GM: We’re very aware that most of the information we want to know about a person exists outside the walls of a facility or their patient records. It may also come from wearables or remote monitoring, and it may even be locked inside their genome or their behaviour. The silver lining, though, is that we are far from having plumbed the depths of the health record, so even if we’re missing data from those other sources, there is still a lot we can use to make accurate and useful predictions. The other valuable thing is that as those data sources become available, it’s easy to append them to existing algorithms.

Q: How is control over AI-assisted decision-making built into your platform? How does that work in a practical sense?

GM: Decision-making is the thing we’re trying to support; in fact, clinical decision support is most of the realm we facilitate. But it’s not a new field; we’re just adding a new layer of sophistication to the current state. Our platform has to ensure two things: one, that the users can take action given the output, and two, that they understand how the output was determined. We’ve built functionality into our platform so the user can interrogate the output and confirm that it’s accurate. We also enabling users to review the output against gold standard clinical comparisons and benchmarks that don’t use machine learning.

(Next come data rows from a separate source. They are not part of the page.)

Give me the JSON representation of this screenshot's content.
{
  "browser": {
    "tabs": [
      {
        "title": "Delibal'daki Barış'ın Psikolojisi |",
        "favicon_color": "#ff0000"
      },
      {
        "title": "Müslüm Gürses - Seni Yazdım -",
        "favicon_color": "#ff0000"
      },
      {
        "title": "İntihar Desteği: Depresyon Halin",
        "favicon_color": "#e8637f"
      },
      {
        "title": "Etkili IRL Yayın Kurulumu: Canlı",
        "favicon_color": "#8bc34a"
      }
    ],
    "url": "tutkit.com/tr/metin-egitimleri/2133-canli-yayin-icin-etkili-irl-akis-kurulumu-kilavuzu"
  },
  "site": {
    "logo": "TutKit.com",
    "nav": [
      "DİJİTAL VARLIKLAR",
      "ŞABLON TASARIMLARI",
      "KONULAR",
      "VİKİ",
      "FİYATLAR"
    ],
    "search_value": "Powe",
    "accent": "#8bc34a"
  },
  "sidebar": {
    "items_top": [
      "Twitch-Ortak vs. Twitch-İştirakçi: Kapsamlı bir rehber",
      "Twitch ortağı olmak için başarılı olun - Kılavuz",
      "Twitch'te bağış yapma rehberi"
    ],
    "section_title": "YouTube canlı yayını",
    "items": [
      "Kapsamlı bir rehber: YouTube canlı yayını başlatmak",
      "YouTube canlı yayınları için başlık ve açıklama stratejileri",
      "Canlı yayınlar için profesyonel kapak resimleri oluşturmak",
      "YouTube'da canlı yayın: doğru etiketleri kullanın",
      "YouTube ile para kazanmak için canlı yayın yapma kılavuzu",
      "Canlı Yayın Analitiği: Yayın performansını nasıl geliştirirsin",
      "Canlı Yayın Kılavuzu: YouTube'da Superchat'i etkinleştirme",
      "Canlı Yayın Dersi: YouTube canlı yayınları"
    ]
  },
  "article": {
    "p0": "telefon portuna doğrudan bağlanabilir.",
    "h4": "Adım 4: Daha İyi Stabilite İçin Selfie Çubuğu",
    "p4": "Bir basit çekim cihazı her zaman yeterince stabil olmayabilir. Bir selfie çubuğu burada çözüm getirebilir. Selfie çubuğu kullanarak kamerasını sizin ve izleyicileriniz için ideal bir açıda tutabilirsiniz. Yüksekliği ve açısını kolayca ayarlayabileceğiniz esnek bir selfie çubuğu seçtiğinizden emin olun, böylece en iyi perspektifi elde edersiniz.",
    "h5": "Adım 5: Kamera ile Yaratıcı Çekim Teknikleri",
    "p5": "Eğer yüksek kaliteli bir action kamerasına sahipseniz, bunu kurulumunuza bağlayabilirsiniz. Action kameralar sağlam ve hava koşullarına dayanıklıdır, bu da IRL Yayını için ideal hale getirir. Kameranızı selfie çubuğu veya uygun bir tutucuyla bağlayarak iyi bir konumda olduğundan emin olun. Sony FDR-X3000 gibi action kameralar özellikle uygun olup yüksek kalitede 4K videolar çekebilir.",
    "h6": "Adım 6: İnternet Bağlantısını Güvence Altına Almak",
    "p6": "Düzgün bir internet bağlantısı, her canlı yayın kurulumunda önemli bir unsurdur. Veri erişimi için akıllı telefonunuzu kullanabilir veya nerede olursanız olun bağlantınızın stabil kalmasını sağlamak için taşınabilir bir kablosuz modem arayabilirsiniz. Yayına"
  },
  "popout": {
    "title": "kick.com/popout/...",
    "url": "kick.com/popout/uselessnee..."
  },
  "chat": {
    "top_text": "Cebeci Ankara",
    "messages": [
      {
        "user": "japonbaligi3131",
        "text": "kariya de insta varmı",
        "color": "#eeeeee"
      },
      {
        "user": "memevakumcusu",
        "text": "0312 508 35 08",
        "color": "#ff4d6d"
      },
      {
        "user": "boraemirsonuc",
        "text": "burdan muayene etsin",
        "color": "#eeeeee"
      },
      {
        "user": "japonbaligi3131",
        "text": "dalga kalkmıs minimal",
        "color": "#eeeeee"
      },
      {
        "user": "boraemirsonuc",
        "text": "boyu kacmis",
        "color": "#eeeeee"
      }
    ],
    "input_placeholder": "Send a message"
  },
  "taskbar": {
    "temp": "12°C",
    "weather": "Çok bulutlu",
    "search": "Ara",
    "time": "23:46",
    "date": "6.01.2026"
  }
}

Q: How do you see the issue of transparency in the collection and use of patient data?

GM: That’s extremely relevant to every one of us – we’re all patients as well at some point in our lives. It’s also highly relevant to us as a company and we’ve invested a lot in making sure our algorithms are fair and that they perform appropriately, especially when they are applied to vulnerable populations. A lot of these checks are automated and built into the software, but to a certain degree transparency is also enforced through compliance and regulations such as the General Data Protection Regulation in the UK and the EU. In the U.S., we are using de-identified information where possible and where we are using identified information, we follow relevant laws for security and privacy. We also obtain review board approvals in the research domain, so we’re largely building on existing processes and safeguards wherever possible.

Q: There is a lot of discussion about issues such as bias and accountability in AI. How does KenSci compensate for or reduce the likelihood of those problems?

GM: You have to be proactive; you have to look for it. We have invested a lot in ensuring everyone is aware of the risks; we’ve engineered processes and we monitor for it. We check the algorithms to ensure we have enough information on different subsets of populations and that our software’s predictions are holding true.

Q: What is the one key takeaway you want people to get from the BCHIMPS presentation?

GM: Jeff does a great job of demystifying machine learning and AI and explaining how supervised and unsupervised machine learning can be incorporated as additional tools are used to bring great benefits to the patients and populations you care for.